Humor website oversimplifies the realities of the digital-news biz
Like a lot of the funniest satire at the Onion, a serious message often lurks beneath the jokes. So when the humor website published a fake memo Monday from an executive at CNN.com justifying prominent homepage placement of Miley Cyrus’ dirty dancing at MTV’s “Video Music Awards,” it wasn’t difficult to comprehend the underlying anger.
The Onion condemned the Cyrus coverage not only as a “disservice” to readers but to “the hundreds of thousands people dying in Syria, those suffering from the current unrest in Egypt.” The implication is that those unquestionably more important stories are more suitable to the top of the homepage.
But were the Onion a real news organization, it might understand a more complicated truth behind the uneasy coexistence of Cyrus and Syria in modern digital newsrooms: It’s difficult to subsist on substantive journalism without some help from more crowd-pleasing content.
“If we’re able to get more eyeballs, that means I’ve done my job, which gets me congratulations from my bosses, which encourages me to put up even more stupid bullshit on the homepage,” reads the memo, which carries the faux byline of real-life CNN.com managing editor Meredith Artley.
In one fell swoop, the Onion chalks up the decision to a mix of ego, greed and job preservation. Were it only that simple.
What the Onion does get right is that an editor in Artley’s position must be cognizant of the business model underlying CNN.com and most other websites: maximizing advertising revenues is dependent on maximizing traffic. And so like Cyrus herself, journalists toiling online find themselves occasionally “twerking” uncomfortably close to the groin of their employer’s financial goals.

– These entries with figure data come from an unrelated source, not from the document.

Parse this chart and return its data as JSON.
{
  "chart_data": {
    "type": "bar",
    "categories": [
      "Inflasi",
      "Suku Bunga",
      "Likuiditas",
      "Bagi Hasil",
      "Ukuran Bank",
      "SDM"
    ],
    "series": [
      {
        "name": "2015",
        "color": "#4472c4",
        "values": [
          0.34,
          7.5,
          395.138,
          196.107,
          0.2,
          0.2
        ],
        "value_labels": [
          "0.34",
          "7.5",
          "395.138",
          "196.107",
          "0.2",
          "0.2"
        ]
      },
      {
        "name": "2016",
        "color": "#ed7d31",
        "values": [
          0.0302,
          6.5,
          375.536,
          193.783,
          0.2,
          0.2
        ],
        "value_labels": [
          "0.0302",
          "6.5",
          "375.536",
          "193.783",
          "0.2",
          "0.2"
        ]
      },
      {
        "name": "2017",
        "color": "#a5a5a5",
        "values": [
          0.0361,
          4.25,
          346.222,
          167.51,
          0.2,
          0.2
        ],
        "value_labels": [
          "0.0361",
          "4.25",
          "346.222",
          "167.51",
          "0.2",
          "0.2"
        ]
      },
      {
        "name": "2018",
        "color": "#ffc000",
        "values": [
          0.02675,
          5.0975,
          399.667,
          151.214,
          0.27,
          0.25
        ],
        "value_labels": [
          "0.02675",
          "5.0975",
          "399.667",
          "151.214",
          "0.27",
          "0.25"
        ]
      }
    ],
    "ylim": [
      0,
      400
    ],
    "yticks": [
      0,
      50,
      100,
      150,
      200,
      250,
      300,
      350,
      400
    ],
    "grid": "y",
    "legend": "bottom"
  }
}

That’s a pressure that has existed long before the Internet, but has certainly been accentuated by the analytics that give publishing companies detailed feedback of how content performs in a way the print world couldn’t.
While that’s great for understanding what does or doesn’t resonate with users, the sad fact of the matter is that the quality journalism so near and dear to editors’ hearts is often not what drives traffic. That leaves a news organization with three basic options:
1) You can remain in denial that quality alone will prevail despite all evidence of the contrary.
2) You can do whatever it takes to drive traffic and lose any sense of distinct brand identity.
3) You can coordinate a balanced attack between the quality that supports the brand but not traffic with more broadly appealing content that does more for traffic than it does the brand.
If you guessed CNN is going with the third option, give yourself a prize.
As extensive as the Cyrus coverage is, it is a cheap and quick way to yield great results–the polar opposite of Syria coverage, which is likely expensive, time-consuming and an inconsistent audience draw.
But that’s where those who cherish the Syria coverage need to understand that Cyrus doesn’t detract from Syria; it actually bears the weight of traffic demands that Syria shouldn’t be expected to meet. Thus Cyrus is helping shoulder the cost of more substantial coverage that Syria can’t possibly meet on its own.
Fantasize if you must about a Cyrus-less CNN: all substantive coverage, all the time. But as long as CNN needs the kind of scale that keeps it on the ground in Syria and the world over while still dependent on advertising revenues, the organization must be mindful of keeping up audience levels across all platforms. Do you think Syria can carry that load?
Syria can even benefit from a little Cyrus time; there’s something to be said for any kind of content triggering a mass influx of users, which increases the chance they will move on to other content on the site. Come for Cyrus, stay for Syria.
Still, there are those who will insist that Cyrus does not belong at the top of the homepage for even a millisecond because if the statement CNN is essentially making with its placement: Cyrus is more important than Syria. Anderson Cooper would never lead his show with a segment on Cyrus (though he’d certainly get to it in the final quarter-hour).
Before wringing your hands raw over online news, consider that this is a temporary state of affairs. We’re still in the infancy of Internet content delivery, and there’s going to be plenty of innovation in the years ahead. The notion of a home page as one curated idea that the masses consume alike has already begun to be replaced by a more algorithm-driven, personalized approach. No two home pages are the same. If you like your news Miley-free, your browser history will make that clear to your news provider of choice, which will filter what content options you receive based on your behavioral data.
And that’s where privacy issues start to creep in, but let’s save that conversation for another time.